The idea of visiting the prison is in Rachel’s head when she wakes on Monday. It obsesses her more as the morning goes on, but of course when she makes the phone call she’s told she needs to do things the official way. So Rachel has no choice but to lie. Tells them she’s Noor LeBrac’s new barrister and that a request to see her client will be faxed through on her chambers’ letterhead.

‘Just for the record, I’m not happy,’ David says when he drops her off out front. ‘Nor will he be.’

‘He’ is Bish, but what her ex-husband doesn’t know won’t kill him.

Inside Holloway she makes it through three entry points before she hits a roadblock.

‘Her barrister?’ the bland guy behind the window asks, studying the request, then staring down at her belly.

Rachel isn’t sure how accustomed those at Holloway prison are to legal representation turning up with a belly as big as hers, but she hopes that the last thing Her Majesty’s prison guards are going to do is stop a pregnant woman from supposedly doing her job.

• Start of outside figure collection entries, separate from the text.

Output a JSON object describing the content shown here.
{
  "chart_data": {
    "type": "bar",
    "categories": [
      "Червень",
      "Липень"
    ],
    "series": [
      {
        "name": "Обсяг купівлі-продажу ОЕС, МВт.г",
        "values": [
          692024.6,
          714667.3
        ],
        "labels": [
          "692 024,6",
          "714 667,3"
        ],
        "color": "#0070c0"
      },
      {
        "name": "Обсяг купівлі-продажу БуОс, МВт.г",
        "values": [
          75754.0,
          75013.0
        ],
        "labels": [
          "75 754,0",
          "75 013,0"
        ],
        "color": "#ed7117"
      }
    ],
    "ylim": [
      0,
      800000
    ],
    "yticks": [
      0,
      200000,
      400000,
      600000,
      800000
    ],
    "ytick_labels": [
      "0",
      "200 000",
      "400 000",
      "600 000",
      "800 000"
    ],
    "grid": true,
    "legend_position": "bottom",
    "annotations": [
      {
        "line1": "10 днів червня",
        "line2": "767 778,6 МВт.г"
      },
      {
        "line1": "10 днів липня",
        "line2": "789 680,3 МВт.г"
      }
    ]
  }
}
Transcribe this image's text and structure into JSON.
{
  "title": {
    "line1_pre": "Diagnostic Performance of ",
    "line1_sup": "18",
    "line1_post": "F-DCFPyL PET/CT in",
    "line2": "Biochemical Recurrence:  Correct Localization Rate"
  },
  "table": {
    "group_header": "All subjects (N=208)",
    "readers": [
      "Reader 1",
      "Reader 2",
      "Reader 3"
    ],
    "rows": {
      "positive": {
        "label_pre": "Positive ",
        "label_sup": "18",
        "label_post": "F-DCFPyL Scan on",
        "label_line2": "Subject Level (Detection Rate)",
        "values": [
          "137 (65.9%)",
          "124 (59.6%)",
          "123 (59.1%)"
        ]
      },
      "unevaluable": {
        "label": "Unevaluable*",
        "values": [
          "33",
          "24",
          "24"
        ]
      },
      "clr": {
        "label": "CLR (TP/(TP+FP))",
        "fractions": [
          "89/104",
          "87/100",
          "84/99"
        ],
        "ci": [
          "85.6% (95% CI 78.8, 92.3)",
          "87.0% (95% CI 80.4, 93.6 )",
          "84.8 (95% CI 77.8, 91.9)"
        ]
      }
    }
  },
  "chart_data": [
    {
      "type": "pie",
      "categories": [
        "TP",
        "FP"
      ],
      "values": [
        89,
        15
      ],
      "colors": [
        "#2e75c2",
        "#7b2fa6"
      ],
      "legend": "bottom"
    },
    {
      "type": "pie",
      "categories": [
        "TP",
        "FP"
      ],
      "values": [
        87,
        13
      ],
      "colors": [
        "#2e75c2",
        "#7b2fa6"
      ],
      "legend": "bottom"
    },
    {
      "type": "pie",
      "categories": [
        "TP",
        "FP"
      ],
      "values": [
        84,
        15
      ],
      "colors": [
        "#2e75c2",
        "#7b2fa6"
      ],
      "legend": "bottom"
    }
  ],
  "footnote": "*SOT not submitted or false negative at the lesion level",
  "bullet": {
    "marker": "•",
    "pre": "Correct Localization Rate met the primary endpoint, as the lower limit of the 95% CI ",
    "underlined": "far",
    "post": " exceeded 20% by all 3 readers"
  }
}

‘You’re going to have to wait.’

‘Will do,’ she says, feigning cheerfulness. ‘But if my water breaks in that chair over there, you’re delivering this baby.’

After a pat-down and a surrendering of everything but her notebook and a locker key, she’s warned she has only fifteen minutes. Moments later she finds herself in a room facing Noor LeBrac. There’s a sharp intelligence in the woman’s eyes, which Rachel recalls from photographs of her pre-Brackenham. She’d had a fierce life force. Some of it has survived, but not the humour or light.